He needs to find these women and impregnate them.
He said he needs to marry his step-daughter and
impregnate her, as well.
....
[The State]:
Any other behaviors that alerted you or makes you
believe that he could be a harm to others?
[Dr. Stone]:
One of the reasons he was brought here in the
MHMR appointment on the day he was admitted
here he was meeting with Doctor Pugh and Doctor
Pugh, he was very threatening to the point Doctor
Pugh felt he needed to be admitted here
immediately.
9
....
[The State]:
Because of his delusions is the delusion such he
could harm others?
[Dr. Stone]:
Yes. He has a very firm belie[f] that there are these
women he needs to track down and impregnate.
That he feels very strongly about this. This is either
a mission he needs to be on or in some ways
compelled to do this. But there are women he needs
to track down and impregnate them. I am concerned
in his delusional state, because he is very delusional,
that he will act on this. He has been out of the State
hospital for a relatively brief period of time and my
concern is with these delusions active still that he is
very likely to act on them. I am very concerned if he
were to find a female that he believed was promised
him that he would then try to impregnate her.
Dr. Stone also testified to K.E.W.’s inability to function independently:
[K.E.W.]:
You said he was not capable of functioning
independently and you didn’t give details why it was
you said that.
[Dr. Stone]:
It’s because I believe that he, first of all, does not
believe he has a mental illness does not understand
he has a mental illness; that he is very set on
continuing to work on what he feels are the needs to
find these people and have his flock of women and
impregnate them. He is very concerned with his
delusions. I don’t think he can function outside a
hospital setting at this time.
Dr. Stone also testified to his belief that women in general in the society would be at
risk if K.E.W. were not treated. He testified,
10
In fact on the unit we’re very careful when female medical staff go to
talk to him to keep the door open. Not because he is homicidal, but in
his confused belief he could believe a woman is there and someone
promised to him that does want to be impregnated.
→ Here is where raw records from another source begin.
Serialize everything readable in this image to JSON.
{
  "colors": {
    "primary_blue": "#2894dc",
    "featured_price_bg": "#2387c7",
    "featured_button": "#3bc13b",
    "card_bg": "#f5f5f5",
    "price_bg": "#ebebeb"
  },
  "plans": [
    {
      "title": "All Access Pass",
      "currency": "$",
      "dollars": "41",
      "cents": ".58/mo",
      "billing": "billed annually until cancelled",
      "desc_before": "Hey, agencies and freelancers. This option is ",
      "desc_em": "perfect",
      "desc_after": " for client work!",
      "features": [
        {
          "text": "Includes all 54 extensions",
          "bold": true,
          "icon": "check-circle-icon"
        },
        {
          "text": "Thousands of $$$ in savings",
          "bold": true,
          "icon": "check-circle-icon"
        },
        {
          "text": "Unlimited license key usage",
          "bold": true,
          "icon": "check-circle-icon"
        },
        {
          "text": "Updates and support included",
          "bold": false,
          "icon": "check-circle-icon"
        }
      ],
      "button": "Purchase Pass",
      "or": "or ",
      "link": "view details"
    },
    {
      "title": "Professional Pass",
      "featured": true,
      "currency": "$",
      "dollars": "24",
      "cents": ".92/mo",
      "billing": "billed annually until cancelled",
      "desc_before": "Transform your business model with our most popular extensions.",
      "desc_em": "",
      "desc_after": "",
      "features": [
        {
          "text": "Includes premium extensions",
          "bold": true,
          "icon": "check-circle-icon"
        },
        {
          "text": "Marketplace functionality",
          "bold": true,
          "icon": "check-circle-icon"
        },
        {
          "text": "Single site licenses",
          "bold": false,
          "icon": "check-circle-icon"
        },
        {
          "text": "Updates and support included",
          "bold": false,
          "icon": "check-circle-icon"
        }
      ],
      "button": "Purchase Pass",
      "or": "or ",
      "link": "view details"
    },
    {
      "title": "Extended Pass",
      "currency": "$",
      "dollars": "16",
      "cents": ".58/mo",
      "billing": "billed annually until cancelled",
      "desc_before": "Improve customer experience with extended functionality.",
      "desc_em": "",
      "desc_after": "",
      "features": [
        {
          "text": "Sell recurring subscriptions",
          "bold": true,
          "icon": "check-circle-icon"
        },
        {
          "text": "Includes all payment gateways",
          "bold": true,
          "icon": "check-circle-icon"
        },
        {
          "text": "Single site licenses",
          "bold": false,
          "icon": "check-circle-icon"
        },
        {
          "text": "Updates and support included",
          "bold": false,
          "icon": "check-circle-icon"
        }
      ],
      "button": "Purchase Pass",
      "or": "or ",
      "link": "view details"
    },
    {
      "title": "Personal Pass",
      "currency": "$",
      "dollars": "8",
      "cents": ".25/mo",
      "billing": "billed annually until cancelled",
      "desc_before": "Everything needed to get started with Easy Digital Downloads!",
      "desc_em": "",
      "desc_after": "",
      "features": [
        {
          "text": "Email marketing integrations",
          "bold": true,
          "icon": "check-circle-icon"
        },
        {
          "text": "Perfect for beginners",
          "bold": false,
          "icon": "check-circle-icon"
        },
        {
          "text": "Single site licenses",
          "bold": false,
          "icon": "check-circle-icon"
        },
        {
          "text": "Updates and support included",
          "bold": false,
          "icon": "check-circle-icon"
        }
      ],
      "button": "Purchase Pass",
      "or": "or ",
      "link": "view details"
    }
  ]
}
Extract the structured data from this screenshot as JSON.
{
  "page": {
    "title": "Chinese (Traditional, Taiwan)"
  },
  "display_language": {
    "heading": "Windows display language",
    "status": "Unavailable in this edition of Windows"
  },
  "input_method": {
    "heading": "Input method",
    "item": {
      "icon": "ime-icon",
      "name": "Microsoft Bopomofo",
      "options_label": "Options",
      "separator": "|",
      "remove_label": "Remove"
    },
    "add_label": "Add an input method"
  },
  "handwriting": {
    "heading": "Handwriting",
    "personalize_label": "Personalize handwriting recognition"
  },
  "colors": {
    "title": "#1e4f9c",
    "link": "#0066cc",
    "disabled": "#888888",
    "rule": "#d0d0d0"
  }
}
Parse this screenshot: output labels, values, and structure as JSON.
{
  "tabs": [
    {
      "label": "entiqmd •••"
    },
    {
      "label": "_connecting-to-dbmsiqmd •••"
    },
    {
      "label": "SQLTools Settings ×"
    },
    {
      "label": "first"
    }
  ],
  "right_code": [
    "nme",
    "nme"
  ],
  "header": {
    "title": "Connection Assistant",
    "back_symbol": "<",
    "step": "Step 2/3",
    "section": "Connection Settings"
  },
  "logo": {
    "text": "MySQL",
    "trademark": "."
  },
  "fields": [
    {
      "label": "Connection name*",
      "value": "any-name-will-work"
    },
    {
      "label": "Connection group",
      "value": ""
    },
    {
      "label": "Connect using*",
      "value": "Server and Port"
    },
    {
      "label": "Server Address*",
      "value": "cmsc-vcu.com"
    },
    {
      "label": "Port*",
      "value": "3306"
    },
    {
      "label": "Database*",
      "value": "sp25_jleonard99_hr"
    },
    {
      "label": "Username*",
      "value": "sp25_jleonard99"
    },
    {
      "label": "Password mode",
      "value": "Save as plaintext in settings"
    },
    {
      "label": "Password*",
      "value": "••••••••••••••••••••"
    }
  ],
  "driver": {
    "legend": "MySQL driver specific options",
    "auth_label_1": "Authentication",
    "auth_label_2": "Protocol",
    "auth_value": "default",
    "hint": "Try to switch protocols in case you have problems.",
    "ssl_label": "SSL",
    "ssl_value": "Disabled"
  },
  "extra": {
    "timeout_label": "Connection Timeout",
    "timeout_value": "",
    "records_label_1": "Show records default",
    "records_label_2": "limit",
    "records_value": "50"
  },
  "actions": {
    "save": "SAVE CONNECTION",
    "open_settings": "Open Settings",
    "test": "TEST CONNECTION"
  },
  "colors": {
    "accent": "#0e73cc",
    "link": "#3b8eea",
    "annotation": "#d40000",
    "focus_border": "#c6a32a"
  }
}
In addition, Dr. Waleska Ortiz, another of K.E.W.’s treating psychiatrists,
testified that he had seen K.E.W. daily during the week preceding the hearing. When
asked to testify what he had seen in general, he replied:
[Dr. Ortiz]:
With him in general there was the particular concern
regarding the women, and I wanted to know more
about his particular beliefs regarding that. And what
I noticed is that he would become very agitated
regarding the belief of the women. For instance,
when he was in the emergency room he
experienced—I say “experienced” because it’s
unclear if he heard it or just information that was
provided to him, but he experienced the knowledge
that some of the women that he was seeking were
actually in the emergency room and that he had just
missed them and that certain staff members in the
emergency room had that information about where
their whereabouts were and they were withholding
that information from him and that it was some sort
of conspiracy to keep those women. So he was very
upset because he had just missed them.
[The State]:
How did he act when he was upset?
[Dr. Ortiz]:
I wasn’t present in the emergency room but
according to the clinical record he became very
agitated.
....
11
[The State]:
His behavior was of agitation?
[Dr. Ortiz]:
Yes.
[The State]:
Did you see the same type of agitation on the unit
when you met with him personally?
[Dr. Ortiz]:
Not to the degree that was described in the medical
record, and I say that because of the emergency
room setting he required PRN medications at that
time. In the times where I personally interacted with
him he became agitated in that his body status was
very tense. He was very intrusive. He invaded my
space on several occasions because it was very
important to him to stress that he needed to leave
from here. And there were also additional times
where he had an experience where he heard or
experienced that I knew where the women were
located. And when I continually denied that, I knew
then he was convinced that I was able to access
these special agents that would have the key that
would take him to the portal where some of the
women were particularly located at.
[The State]:
How did he convey that to you?
[Dr. Ortiz]:
He told me.
....
[The State]:
You wrote a narrative, you have memorialized as of
April 21 some findings and some recommendations.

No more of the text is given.